Tip for real deployments: if you set --api-key, you can send it via an x-api-key header (or keep using Authorization headers depending on your gateway).

OpenAI Python client targeting llama-server

With an OpenAI-compatible server, many clients can work by changing only base_url.

import openai

client = openai.OpenAI(
    base_url="http://localhost:8080/v1",
    api_key="sk-no-key-required",
)

resp = client.chat.completions.create(
    model="gpt-3.5-turbo",
    messages=[
        {"role": "system", "content": "You are a concise assistant."},
        {"role": "user", "content": "Explain threads vs batch size in llama.cpp."},
    ],
)

print(resp.choices[0].message.content)

Embeddings

OpenAI-compatible embeddings are exposed at /v1/embeddings, but the model must support an embedding pooling mode that is not none.

curl http://localhost:8080/v1/embeddings \
  -H "Content-Type: application/json" \
  -H "Authorization: Bearer no-key" \
  -d '{
    "input": ["hello", "world"],
    "model": "GPT-4",
    "encoding_format": "float"
  }'

If you run a dedicated embedding model, consider launching the server in embeddings-only mode:

llama-server \
  -m models/my-embedding-model.gguf \
  --embeddings \
  --host 127.0.0.1 \
  --port 8080

Performance, monitoring, and production hardening

The FAQ question “Which llama.cpp command line options matter most for speed and memory” becomes much easier when you treat inference like a system:

Memory ceiling is usually the first constraint (RAM on CPU, VRAM on GPU).
Context size is a major memory multiplier.
GPU layer offload is often the fastest path to higher tokens per second.
Batch sizes and threads can improve throughput but can also increase memory pressure.

For a deeper, engineering-first view, see: LLM Performance in 2026: Benchmarks, Bottlenecks & Optimization.

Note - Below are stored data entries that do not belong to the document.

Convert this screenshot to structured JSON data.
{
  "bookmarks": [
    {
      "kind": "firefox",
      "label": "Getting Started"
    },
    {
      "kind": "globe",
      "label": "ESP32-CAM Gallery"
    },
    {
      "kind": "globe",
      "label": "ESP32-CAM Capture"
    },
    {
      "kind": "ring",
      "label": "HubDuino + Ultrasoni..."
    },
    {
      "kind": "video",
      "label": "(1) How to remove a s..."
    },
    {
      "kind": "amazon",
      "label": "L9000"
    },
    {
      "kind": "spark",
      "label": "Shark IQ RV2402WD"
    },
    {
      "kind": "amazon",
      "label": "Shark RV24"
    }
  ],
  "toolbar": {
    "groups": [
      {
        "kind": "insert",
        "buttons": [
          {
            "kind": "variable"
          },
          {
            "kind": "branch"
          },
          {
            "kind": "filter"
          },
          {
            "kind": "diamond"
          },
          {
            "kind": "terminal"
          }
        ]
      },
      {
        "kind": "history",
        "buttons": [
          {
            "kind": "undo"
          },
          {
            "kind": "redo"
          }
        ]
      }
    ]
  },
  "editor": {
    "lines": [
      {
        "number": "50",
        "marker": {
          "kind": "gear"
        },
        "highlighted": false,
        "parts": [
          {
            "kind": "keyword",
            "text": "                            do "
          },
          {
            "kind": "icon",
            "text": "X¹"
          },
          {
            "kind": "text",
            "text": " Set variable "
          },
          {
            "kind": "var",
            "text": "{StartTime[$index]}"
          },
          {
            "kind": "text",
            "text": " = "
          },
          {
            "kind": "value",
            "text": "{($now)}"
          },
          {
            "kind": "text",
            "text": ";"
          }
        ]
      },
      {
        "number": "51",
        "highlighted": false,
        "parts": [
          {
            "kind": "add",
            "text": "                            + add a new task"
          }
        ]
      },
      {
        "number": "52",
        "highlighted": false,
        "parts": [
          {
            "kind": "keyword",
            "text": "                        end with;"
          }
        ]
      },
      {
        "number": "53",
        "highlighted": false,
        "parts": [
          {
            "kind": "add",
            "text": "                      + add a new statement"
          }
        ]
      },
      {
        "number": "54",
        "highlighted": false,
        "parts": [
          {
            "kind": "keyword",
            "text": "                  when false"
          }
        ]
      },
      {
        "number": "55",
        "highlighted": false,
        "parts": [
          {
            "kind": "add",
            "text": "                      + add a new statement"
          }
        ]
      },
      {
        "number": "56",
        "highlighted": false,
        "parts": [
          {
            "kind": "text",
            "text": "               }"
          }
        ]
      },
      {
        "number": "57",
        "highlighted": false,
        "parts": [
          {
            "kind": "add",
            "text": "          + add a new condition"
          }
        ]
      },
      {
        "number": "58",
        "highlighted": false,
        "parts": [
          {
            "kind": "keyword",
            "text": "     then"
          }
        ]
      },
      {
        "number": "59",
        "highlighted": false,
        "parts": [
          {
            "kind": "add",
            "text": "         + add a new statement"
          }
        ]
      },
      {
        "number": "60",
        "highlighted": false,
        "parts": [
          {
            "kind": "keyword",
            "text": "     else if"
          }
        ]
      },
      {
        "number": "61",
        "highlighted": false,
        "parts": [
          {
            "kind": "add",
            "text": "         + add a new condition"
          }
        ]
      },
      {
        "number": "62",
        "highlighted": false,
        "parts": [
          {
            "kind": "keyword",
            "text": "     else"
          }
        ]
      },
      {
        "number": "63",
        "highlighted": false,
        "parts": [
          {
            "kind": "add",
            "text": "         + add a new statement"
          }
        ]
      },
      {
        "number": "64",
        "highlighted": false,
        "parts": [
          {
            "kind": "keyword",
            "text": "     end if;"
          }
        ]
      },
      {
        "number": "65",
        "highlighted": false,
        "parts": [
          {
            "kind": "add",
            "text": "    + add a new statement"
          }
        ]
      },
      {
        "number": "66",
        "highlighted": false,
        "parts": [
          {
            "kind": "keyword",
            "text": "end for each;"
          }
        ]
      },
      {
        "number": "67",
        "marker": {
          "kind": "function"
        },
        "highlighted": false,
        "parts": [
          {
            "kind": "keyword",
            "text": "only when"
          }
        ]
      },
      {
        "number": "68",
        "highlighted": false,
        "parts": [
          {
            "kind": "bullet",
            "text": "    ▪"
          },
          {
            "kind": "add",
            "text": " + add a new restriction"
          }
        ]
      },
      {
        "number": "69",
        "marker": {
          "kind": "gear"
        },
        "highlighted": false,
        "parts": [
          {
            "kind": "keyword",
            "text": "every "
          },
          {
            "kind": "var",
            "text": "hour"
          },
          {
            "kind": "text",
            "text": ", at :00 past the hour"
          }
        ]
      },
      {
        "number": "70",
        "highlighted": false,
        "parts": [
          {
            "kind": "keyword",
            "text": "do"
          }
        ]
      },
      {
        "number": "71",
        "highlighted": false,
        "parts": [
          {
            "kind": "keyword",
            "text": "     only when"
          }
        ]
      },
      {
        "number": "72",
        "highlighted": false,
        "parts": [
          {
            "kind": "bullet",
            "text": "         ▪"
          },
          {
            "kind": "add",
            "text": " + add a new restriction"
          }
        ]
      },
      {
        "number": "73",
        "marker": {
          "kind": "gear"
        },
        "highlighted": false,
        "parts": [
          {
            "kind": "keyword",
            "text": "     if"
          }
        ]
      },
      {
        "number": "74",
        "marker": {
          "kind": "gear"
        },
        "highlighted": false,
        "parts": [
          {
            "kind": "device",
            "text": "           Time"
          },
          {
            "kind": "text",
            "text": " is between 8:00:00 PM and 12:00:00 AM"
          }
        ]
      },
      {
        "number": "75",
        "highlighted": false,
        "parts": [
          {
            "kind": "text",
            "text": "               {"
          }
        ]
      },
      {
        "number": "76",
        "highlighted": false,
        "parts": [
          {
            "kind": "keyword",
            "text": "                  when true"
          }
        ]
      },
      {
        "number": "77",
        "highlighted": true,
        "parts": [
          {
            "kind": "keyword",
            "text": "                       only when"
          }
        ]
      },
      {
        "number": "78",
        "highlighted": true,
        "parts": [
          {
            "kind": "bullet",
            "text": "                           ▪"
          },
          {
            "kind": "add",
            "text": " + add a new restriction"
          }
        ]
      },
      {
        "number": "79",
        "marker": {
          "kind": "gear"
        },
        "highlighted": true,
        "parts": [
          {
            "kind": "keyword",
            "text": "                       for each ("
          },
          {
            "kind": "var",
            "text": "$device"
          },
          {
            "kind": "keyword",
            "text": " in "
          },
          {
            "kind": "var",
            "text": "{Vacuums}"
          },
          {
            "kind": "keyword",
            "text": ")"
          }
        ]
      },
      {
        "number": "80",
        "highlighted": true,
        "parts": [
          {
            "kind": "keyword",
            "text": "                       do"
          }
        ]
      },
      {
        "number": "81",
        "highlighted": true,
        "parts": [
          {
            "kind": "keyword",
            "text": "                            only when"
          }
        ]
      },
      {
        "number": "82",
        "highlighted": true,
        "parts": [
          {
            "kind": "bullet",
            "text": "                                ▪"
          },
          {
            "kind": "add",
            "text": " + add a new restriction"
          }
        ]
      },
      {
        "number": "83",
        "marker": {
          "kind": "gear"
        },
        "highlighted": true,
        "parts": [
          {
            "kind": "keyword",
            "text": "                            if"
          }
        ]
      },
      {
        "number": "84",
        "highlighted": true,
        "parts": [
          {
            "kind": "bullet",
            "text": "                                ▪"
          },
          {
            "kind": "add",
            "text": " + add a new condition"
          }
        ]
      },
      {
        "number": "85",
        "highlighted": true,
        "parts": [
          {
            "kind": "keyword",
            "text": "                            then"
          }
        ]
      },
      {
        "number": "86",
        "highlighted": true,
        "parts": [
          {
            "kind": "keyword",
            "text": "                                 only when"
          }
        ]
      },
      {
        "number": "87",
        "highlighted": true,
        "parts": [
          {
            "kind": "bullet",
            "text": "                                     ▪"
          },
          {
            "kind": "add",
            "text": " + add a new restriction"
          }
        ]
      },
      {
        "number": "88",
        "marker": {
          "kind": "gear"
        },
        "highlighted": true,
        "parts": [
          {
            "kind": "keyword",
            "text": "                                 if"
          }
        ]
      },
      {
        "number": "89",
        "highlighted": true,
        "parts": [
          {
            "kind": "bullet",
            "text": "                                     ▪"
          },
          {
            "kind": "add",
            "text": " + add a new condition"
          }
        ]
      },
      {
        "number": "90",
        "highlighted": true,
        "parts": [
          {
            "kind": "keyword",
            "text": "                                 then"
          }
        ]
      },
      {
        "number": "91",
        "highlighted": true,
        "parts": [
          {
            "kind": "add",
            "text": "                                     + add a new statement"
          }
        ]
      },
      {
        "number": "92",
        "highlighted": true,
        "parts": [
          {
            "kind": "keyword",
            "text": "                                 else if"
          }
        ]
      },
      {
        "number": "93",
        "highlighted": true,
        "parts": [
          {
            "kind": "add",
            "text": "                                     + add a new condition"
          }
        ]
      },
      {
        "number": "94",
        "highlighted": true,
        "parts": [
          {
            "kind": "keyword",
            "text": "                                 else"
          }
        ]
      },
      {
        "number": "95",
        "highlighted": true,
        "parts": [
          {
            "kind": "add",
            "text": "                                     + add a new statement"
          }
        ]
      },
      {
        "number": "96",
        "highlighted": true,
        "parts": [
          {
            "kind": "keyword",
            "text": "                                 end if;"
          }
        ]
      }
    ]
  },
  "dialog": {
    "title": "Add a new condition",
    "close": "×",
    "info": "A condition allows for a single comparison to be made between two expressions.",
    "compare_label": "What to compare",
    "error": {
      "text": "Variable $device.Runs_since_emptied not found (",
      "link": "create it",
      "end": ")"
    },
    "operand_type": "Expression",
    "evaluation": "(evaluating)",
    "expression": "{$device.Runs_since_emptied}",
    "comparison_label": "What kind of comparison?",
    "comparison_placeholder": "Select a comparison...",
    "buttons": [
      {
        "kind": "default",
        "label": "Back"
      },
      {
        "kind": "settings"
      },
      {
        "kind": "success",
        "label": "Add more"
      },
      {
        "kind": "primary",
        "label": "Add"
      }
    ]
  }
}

Monitoring llama-server with Prometheus and Grafana

llama-server can expose Prometheus-compatible metrics at /metrics when --metrics is enabled. This pairs naturally with Prometheus scrape configs and Grafana dashboards.

For dashboards and alerts specific to llama.cpp (and vLLM, TGI): Monitor LLM Inference in Production (2026): Prometheus & Grafana for vLLM, TGI, llama.cpp. Broader guides: Observability: Monitoring, Metrics, Prometheus & Grafana Guide and Observability for LLM Systems.

Basic hardening checklist

When your llama-server is reachable beyond localhost:

use --api-key (or --api-key-file) so requests are authenticated,
avoid binding to 0.0.0.0 unless you need it,
consider TLS via the server’s SSL flags or terminate TLS at a reverse proxy,
restrict concurrency with --parallel to protect latency under load.

Troubleshooting quick wins

The model loads but answers are weird in chat

Chat endpoints are best when the model has a supported chat template. If outputs look unstructured, try:

using llama-cli --conversation plus an explicit --system-prompt,
verifying your model is an instruction or chat-tuned variant,
testing using the server Web UI before wiring it into an app.

You hit out of memory

Reduce the context or choose a smaller quant:

lower --ctx-size,
reduce --n-gpu-layers if VRAM is the issue,
switch to a smaller model or a more compressed quant.

It is slow on CPU

Start with:

--threads equal to your physical cores,
moderate batch sizes,
validating you installed a build that matches your machine (CPU features and backend).